Ils ont cinq jours d’avance sur tous les autres. Les demandeurs d’emploi inscrits auprès des Offices régionaux de placement (ORP) disposent d’une semaine avant que les postes proposés par des employeurs ne soient mis au concours sur la place publique.

L’obligation d’annonce, qui privilégie les résidents suisses, a cours depuis quinze mois. Vendredi à Berne, le Secrétariat d’Etat à l’économie (Seco) a tiré un premier bilan de ce mécanisme, émanation du oui dans les urnes, en 2014, de l’initiative de l’UDC «Contre l’immigration de masse».

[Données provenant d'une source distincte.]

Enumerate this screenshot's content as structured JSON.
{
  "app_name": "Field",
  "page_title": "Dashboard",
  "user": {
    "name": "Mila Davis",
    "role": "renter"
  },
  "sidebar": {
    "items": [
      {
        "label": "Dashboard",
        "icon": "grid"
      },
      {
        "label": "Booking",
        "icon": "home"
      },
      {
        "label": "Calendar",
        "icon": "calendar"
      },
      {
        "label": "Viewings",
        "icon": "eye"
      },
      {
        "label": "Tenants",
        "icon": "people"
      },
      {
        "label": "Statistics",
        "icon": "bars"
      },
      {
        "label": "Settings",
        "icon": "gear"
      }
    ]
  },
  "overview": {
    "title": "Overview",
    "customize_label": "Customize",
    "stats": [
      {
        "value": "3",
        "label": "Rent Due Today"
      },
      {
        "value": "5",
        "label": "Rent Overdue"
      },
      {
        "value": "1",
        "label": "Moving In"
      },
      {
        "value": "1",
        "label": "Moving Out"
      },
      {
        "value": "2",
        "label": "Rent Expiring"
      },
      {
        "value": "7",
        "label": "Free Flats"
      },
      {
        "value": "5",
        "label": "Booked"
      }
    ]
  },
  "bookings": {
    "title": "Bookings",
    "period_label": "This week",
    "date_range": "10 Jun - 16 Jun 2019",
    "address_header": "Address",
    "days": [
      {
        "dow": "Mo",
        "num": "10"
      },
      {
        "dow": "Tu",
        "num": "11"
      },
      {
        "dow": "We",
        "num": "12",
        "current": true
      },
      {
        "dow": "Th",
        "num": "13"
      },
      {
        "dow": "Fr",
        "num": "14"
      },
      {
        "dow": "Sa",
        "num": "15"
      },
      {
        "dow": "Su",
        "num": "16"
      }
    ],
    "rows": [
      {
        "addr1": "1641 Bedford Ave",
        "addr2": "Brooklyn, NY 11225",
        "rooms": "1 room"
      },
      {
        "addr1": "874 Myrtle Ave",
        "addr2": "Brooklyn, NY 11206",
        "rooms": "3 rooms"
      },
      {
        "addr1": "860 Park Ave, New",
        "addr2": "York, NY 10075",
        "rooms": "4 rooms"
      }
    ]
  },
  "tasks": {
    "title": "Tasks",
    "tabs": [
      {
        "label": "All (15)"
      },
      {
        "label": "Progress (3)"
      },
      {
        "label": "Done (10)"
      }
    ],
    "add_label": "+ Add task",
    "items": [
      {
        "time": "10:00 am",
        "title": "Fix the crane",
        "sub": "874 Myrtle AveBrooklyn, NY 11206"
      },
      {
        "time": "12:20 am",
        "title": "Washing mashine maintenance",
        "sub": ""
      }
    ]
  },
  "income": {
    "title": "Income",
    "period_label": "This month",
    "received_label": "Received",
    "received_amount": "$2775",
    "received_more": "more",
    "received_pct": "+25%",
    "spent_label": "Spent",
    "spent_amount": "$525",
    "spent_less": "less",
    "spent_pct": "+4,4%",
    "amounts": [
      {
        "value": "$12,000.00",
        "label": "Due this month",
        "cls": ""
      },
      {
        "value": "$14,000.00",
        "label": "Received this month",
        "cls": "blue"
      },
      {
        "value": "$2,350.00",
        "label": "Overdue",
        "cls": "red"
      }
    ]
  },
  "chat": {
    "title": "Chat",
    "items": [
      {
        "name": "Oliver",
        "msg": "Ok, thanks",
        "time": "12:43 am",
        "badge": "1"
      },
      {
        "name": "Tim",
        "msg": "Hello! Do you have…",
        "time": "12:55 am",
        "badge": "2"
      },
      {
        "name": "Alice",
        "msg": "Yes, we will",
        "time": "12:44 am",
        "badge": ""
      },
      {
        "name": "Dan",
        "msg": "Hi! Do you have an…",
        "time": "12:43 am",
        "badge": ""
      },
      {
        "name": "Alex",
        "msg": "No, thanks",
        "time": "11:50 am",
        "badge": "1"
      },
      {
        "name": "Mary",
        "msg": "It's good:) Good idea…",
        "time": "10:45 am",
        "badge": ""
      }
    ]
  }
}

Entre juillet 2018 et juillet 2019, quelque 120 000 annonces, pour un total de 200 000 places de travail, ont été signalées par des entreprises et des agences de placement. Ces chiffres sont presque trois fois supérieurs aux attentes.

Peu qualifiés, donc concurrencés

En face, les ORP ont transmis au total 195 000 dossiers «pertinents». Et ce pour répondre à la moitié environ des annonces reçues. Le bilan final – et approximatif: 4800 recrutements. Mais c’est un chiffre sans doute inférieur à la réalité, prévient le Seco, qui publiera un décompte plus détaillé en 2020.

Un taux de 2,4% des annonces, est-ce satisfaisant? «Il faut tenir compte du fait que nous sommes dans une situation de quasi plein-emploi», justifie le porte-parole du Seco. Même dans les métiers où le chômage est plus élevé que la moyenne nationale de 2,1%, «les bonnes compétences sont parfois difficiles à trouver».

La règle de la préférence indigène est assez simple: si une entreprise cherche une personne dans un métier où le chômage dépasse 8%, elle doit d’abord l’annoncer à un ORP. Cela concerne les bétonneurs, les réceptionnistes, les ouvriers agricoles, les plâtriers, les femmes de chambre ou encore les téléopérateurs.

Peu de qualifications

La liste est hétérogène mais ces métiers ont un point commun: ils ne requièrent que peu de qualifications. Les travailleurs sont donc particulièrement sensibles à la concurrence européenne. C’est justement pour cette raison que la mesure a été instaurée.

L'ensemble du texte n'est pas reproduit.